The conduits were implanted in supravalvar interposition pulmonary artery vascular grafts (i.e., not as true RV-PA conduits) in adult sheep. The haemodynamic performance of the two conduits was similar at six months (low pressure gradient and only trace or mild central regurgitation) measured by echocardiography, but curiously the XPV conduit diameter increased gradually over the 24-month follow-up period up to 150% of its original diameter, which is described as a “positive conduit patency index” and apparently occurred without growth of the sheep, which were already adult at the time of implantation. Growth of an implanted RV-PA conduit may have obvious potential clinical benefits in smaller children if the increase in size is slow and similar to the natural growth of the normal main pulmonary artery; however, uncontrolled growth/dilatation may cause problems that outweigh the benefits, such as risk of rupture and compression of surrounding structures. Further bioengineering work may be required to develop a vascular graft of biodegradable material that only allows limited growth. Bockeria et al have tested an unvalved conduit of similar material as a cavopulmonary connection in Fontan operations in humans with a follow-up period of 12 months with no reported signs of expansion of the conduit6, which may indicate that the growth of the XPV conduit is induced by the pulsation or pressure in pulmonary circulation compared to low near-constant pressure in the Fontan circulation.
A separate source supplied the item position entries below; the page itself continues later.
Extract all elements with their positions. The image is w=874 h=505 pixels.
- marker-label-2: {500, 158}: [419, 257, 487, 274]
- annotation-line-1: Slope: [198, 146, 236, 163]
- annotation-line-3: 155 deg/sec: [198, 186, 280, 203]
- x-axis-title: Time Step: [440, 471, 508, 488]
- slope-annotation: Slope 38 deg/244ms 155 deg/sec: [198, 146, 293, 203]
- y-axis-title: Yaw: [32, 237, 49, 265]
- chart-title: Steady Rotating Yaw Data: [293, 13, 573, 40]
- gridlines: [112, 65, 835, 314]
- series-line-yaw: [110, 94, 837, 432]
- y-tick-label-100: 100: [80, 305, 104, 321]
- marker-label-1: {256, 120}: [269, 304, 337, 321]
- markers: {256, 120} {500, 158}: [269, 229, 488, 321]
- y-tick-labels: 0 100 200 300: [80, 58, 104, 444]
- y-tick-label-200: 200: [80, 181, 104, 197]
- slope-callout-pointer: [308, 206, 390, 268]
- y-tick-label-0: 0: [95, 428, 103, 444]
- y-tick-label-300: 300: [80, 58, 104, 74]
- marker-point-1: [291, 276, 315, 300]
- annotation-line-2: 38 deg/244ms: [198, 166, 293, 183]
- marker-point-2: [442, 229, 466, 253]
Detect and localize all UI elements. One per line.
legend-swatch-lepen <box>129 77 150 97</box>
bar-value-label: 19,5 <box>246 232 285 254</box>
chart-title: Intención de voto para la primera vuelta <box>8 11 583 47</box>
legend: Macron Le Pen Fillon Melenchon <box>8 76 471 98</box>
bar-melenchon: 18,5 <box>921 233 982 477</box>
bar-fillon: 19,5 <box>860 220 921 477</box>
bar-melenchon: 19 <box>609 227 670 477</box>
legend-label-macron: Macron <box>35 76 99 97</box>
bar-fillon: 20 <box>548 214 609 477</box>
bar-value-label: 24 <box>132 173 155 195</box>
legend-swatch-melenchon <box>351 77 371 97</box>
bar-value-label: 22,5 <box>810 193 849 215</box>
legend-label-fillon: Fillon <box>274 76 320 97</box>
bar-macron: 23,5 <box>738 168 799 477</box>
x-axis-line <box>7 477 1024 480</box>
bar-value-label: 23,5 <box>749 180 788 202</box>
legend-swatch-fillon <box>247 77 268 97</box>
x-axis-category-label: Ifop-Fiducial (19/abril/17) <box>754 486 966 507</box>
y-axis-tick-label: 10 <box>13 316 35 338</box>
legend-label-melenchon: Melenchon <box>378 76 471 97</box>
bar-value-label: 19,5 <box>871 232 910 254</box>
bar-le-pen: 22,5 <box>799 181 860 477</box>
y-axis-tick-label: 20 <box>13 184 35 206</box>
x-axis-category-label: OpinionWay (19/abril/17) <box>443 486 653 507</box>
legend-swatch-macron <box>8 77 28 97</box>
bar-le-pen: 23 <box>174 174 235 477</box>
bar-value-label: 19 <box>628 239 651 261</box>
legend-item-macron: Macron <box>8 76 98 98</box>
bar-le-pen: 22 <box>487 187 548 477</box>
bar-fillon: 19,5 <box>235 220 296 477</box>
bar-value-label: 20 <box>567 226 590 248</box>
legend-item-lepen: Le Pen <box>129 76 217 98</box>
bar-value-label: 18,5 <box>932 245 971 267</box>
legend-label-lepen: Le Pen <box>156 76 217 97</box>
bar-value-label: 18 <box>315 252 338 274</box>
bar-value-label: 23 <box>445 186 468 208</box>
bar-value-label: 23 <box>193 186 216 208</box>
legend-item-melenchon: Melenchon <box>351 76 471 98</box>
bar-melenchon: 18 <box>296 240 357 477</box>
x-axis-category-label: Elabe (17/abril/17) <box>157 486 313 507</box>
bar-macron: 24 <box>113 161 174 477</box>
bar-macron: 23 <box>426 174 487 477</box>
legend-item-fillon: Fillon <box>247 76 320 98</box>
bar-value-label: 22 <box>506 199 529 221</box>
In line with other recent discoveries, such as the potential clinical use of intestinal microbiome and invention of new biomimetic pharmacological compounds, ETR takes advantage of the mammalian body’s ability to restore and repair itself, and this concept could hold great promise. Future clinicians may consider the current approach of implanting metallic non-degradable foreign bodies in patients somewhat primitive, and the absence of foreign material in the circulation may also diminish the need for antithrombotic therapy. However, as the currently used bioprosthetic valves and conduits are also undergoing development and refinement, and TAVI valves in particular are improving rapidly, competition is strong, and extensive testing in clinical trials is mandated if these exciting novel technological advances are to find their way into clinical use.
Conflict of interest statement
The authors have no conflicts of interest to declare.